Titre original : « Happy-Go-Lucky »
Elle :
Très différent des univers habituels de Mike Leigh, Be happy est un film plein de fantaisie, de rire et d’optimisme dans la noirceur d’une Angleterre déprimée et en perte de repères. Poppy, une jeune institutrice qui aime rire et prendre la vie à la légère est le pilier central du film. Elle répand de l’amour et le bonheur de vivre autour d’elle ; elle aime ses élèves et son métier, ceux qui la fréquentent comme le moniteur d’auto école déséquilibré ou cet enfant violent peuvent se transformer intérieurement et laisser de côté leur colère et leur violence enfouies. La prestation très réussie de Sally Hawkins la rend attachante et irrésistible. Mis à part quelques invraisemblances de scénario et un début un peu difficile, on passe un bon moment.
Note :
Lui :
Il faut saluer la démarche de Mike Leigh qui n’hésite à pas à marcher à contre-courant. A une époque où il est de bon ton d’afficher sans modération noirceur et pessimisme, le réalisateur anglais n’hésite pas à jouer avec son image de cinéaste social sombre pour nous offrir un film résolument optimiste. Ceci dit, Be happy n’est pas si différent de ses précédentes réalisations car nous y retrouvons le regard très pointu du cinéaste sur la société anglaise et la mise en relief d’une certaine difficulté de communication. La différence ici est que son héroïne a une inébranlable bonne humeur, elle s’amuse de tout, ne semble ne rien prendre au sérieux et, surtout, elle voudrait communiquer ce bonheur et cette simplicité autour d’elle, et là elle va buter sur de gros obstacles. Sally Hawkins interprète son personnage de trentenaire survoltée et pétulante avec beaucoup de naturel, bondissant et papillotant, avec moult mimiques et intonations de voix ; faire tout cela sans rendre le personnage insupportable (du moins est-ce le cas en V.O.) est un véritable tour de force. Mike Leigh a construit son film comme un assemblage de petites briques, une scène au milieu du film n’étant même pas reliée aux autres. Ce type de construction lui permet de se concentrer sur l’essentiel car, au-delà d’un film qui propose une attitude optimiste, Be happy est avant tout un certain regard sur notre société et, en ce sens, s’inscrit tout fait dans la lignée de ses films précédents.
Note :
Acteurs: Sally Hawkins, Alexis Zegerman, Eddie Marsan, Samuel Roukin
Voir la fiche du film et la filmographie de Mike Leigh sur le site IMDB.

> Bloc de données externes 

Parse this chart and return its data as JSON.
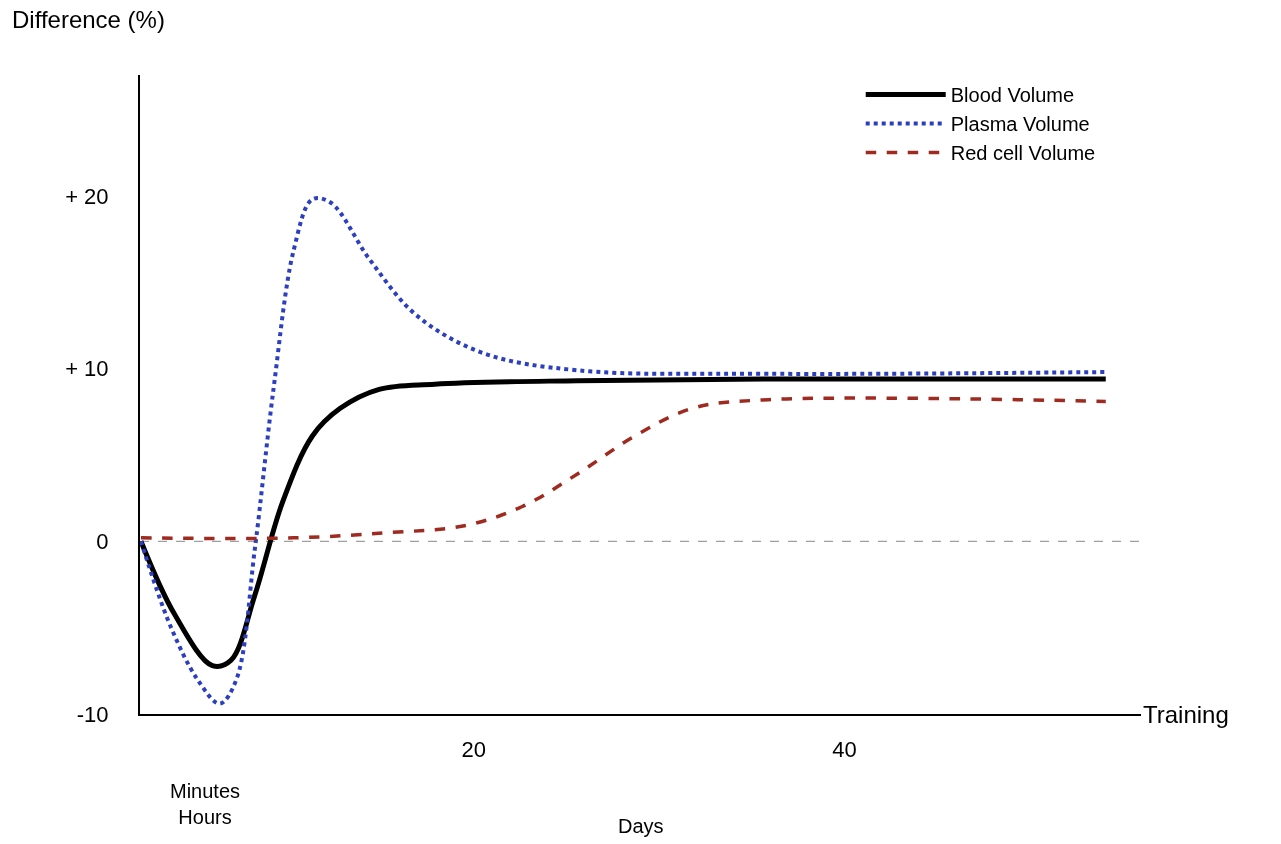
{
  "chart_data": {
    "type": "line",
    "xlabel": "Training",
    "ylabel": "Difference (%)",
    "xlim": [
      2,
      56
    ],
    "xticks": [
      20,
      40
    ],
    "ylim": [
      -10,
      27
    ],
    "yticks": [
      {
        "value": 20,
        "label": "+ 20"
      },
      {
        "value": 10,
        "label": "+ 10"
      },
      0,
      -10
    ],
    "grid": false,
    "legend": "top right",
    "ref_lines": [
      {
        "axis": "y",
        "value": 0,
        "color": "#888888",
        "line_style": "dashed"
      }
    ],
    "annotations": [
      "Minutes\nHours",
      "Days"
    ],
    "series": [
      {
        "name": "Blood Volume",
        "color": "#000000",
        "line_style": "solid",
        "x": [
          2.05,
          3.85,
          5.9,
          6.9,
          8.2,
          9.7,
          11.3,
          12.8,
          14.9,
          17.9,
          25.6,
          35.9,
          54.1
        ],
        "values": [
          0,
          -4.2,
          -7.2,
          -6.9,
          -3.1,
          2.3,
          6.1,
          7.7,
          8.8,
          9.1,
          9.3,
          9.4,
          9.4
        ]
      },
      {
        "name": "Plasma Volume",
        "color": "#2b3fbf",
        "line_style": "dotted",
        "x": [
          2.05,
          3.6,
          5.1,
          6.3,
          7.2,
          8.2,
          9.2,
          10.3,
          11.3,
          12.3,
          14.4,
          16.9,
          20.5,
          25.6,
          35.9,
          54.1
        ],
        "values": [
          0,
          -4.8,
          -8,
          -9.4,
          -8,
          -0.4,
          8.8,
          16.9,
          19.8,
          19.6,
          16.3,
          13.1,
          10.9,
          9.9,
          9.7,
          9.8
        ]
      },
      {
        "name": "Red cell Volume",
        "color": "#9e2a20",
        "line_style": "dashed",
        "x": [
          2.05,
          10.3,
          15.4,
          19.5,
          22.6,
          25.6,
          28.7,
          31.8,
          35.9,
          54.1
        ],
        "values": [
          0.2,
          0.2,
          0.5,
          0.9,
          2.0,
          3.9,
          6.1,
          7.7,
          8.2,
          8.1
        ]
      }
    ]
  }
}
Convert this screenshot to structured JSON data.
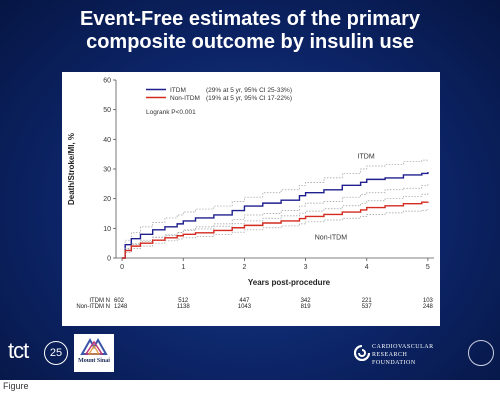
{
  "slide": {
    "title_line1": "Event-Free estimates of the primary",
    "title_line2": "composite outcome by insulin use",
    "caption": "Figure"
  },
  "branding": {
    "tct_text": "tct",
    "tct_number": "25",
    "sinai_text": "Mount Sinai",
    "crf_lines": [
      "CARDIOVASCULAR",
      "RESEARCH",
      "FOUNDATION"
    ]
  },
  "colors": {
    "itdm": "#1f1f8f",
    "non_itdm": "#d42a1f",
    "ci": "#9a9a9a",
    "slide_bg": "#0c2466"
  },
  "chart_data": {
    "type": "line",
    "title": "",
    "xlabel": "Years post-procedure",
    "ylabel": "Death/Stroke/MI, %",
    "xlim": [
      -0.1,
      5.1
    ],
    "ylim": [
      0,
      60
    ],
    "xticks": [
      0,
      1,
      2,
      3,
      4,
      5
    ],
    "yticks": [
      0,
      10,
      20,
      30,
      40,
      50,
      60
    ],
    "grid": false,
    "legend_position": "top-left",
    "legend": [
      {
        "series": "ITDM",
        "label": "ITDM",
        "detail": "(29% at 5 yr, 95% CI 25-33%)"
      },
      {
        "series": "Non-ITDM",
        "label": "Non-ITDM",
        "detail": "(19% at 5 yr, 95% CI 17-22%)"
      }
    ],
    "annotation": "Logrank P<0.001",
    "series": [
      {
        "name": "ITDM",
        "label_text": "ITDM",
        "label_at": [
          3.85,
          33.5
        ],
        "color": "#1f1f8f",
        "x": [
          0,
          0.05,
          0.15,
          0.3,
          0.5,
          0.7,
          0.9,
          1.0,
          1.2,
          1.5,
          1.8,
          2.0,
          2.3,
          2.6,
          2.9,
          3.0,
          3.3,
          3.6,
          3.9,
          4.0,
          4.3,
          4.6,
          4.9,
          5.0
        ],
        "y": [
          0,
          4.5,
          6.5,
          8.0,
          9.5,
          10.5,
          11.5,
          12.5,
          13.5,
          14.5,
          16.0,
          17.5,
          18.5,
          19.5,
          21.0,
          22.0,
          23.0,
          24.5,
          25.5,
          26.5,
          27.0,
          28.0,
          28.5,
          29.0
        ],
        "ci_upper": [
          0,
          6.0,
          8.5,
          10.5,
          12.0,
          13.5,
          14.5,
          15.5,
          16.5,
          17.5,
          19.0,
          20.5,
          22.0,
          23.0,
          24.5,
          25.5,
          27.0,
          28.5,
          30.0,
          31.0,
          31.5,
          32.5,
          33.0,
          33.0
        ],
        "ci_lower": [
          0,
          3.0,
          4.5,
          5.5,
          7.0,
          7.5,
          8.5,
          9.5,
          10.5,
          11.5,
          13.0,
          14.5,
          15.0,
          16.0,
          17.5,
          18.5,
          19.0,
          20.5,
          21.5,
          22.0,
          23.0,
          23.5,
          24.5,
          25.0
        ]
      },
      {
        "name": "Non-ITDM",
        "label_text": "Non-ITDM",
        "label_at": [
          3.15,
          6.2
        ],
        "color": "#d42a1f",
        "x": [
          0,
          0.05,
          0.15,
          0.3,
          0.5,
          0.7,
          0.9,
          1.0,
          1.2,
          1.5,
          1.8,
          2.0,
          2.3,
          2.6,
          2.9,
          3.0,
          3.3,
          3.6,
          3.9,
          4.0,
          4.3,
          4.6,
          4.9,
          5.0
        ],
        "y": [
          0,
          2.5,
          4.0,
          5.0,
          6.0,
          6.8,
          7.5,
          8.0,
          8.5,
          9.3,
          10.2,
          11.0,
          11.8,
          12.5,
          13.3,
          14.0,
          14.7,
          15.5,
          16.2,
          17.0,
          17.6,
          18.3,
          18.8,
          19.0
        ],
        "ci_upper": [
          0,
          3.2,
          4.8,
          6.0,
          7.0,
          7.8,
          8.6,
          9.2,
          9.8,
          10.7,
          11.7,
          12.5,
          13.4,
          14.2,
          15.1,
          15.8,
          16.6,
          17.6,
          18.4,
          19.3,
          20.0,
          20.8,
          21.5,
          22.0
        ],
        "ci_lower": [
          0,
          1.8,
          3.2,
          4.0,
          5.0,
          5.8,
          6.4,
          6.8,
          7.2,
          7.9,
          8.7,
          9.5,
          10.2,
          10.8,
          11.5,
          12.2,
          12.8,
          13.4,
          14.0,
          14.7,
          15.2,
          15.8,
          16.1,
          16.5
        ]
      }
    ],
    "risk_table": {
      "rows": [
        {
          "label": "ITDM N",
          "values": [
            "602",
            "512",
            "447",
            "342",
            "221",
            "103"
          ]
        },
        {
          "label": "Non-ITDM N",
          "values": [
            "1248",
            "1138",
            "1043",
            "819",
            "537",
            "248"
          ]
        }
      ]
    }
  }
}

Voir les autres films de Mike Leigh chroniqués sur ce blog…
Ah oui, je voulais voir ce film, moi aussi ! Votre critique me fait penser au très sympathique « Looking for Eric », de Ken Loach, dont on a dit aussi qu’il reprenait les thèmes chers à son auteur sur un ton différent de celui dont il est coutumier. Le parallèle m’amuse.
De plus, pour l’heure, je n’ai vu que « Secrets et mensonges », de Mike Leigh. Une oeuvre un peu plus joyeuse ne peut que nous faire du bien. Même si j’ai beaucoup de respect pour la première citée.
Bonne journée.
J’ai également beaucoup aimé ce film, en étant surtout sensible à deux choses : d’une part la composition graphique des images, qui s’appuient toujours sur une palettes de couleurs vives et chaudes, et surtout la démarche de nous emmener à la découverte de la psychologie de l’héroïne. Sous des premières aparences futiles, fofolles, à travers un patchwork de saynètes, on apprend à connaître une personne avec sa complexité, ses tics, ses valeurs, ses forces, ses défenses, ses finesses. La séquence quasi-finale avec le moniteur d’auto-école est époustouflante de crédibilité et de justesse psychologique, dévoilant finalement la très grande maturité de Poppy et sa façon profonde de prendre la vie et les gens avec ce qu’il lui faut d’auto-protection et de générosité. C’est à la qualité de ce portrait que l’on retrouve toute la force du cinéma anglais, avec notamment Leigh, Loach (justement cités ci-dessus) et Newell.
A noter que ma compagne n’a apprécié le film qu’en le revoyant en VF, ayant été gênée par la voix de l’héroïne en VO !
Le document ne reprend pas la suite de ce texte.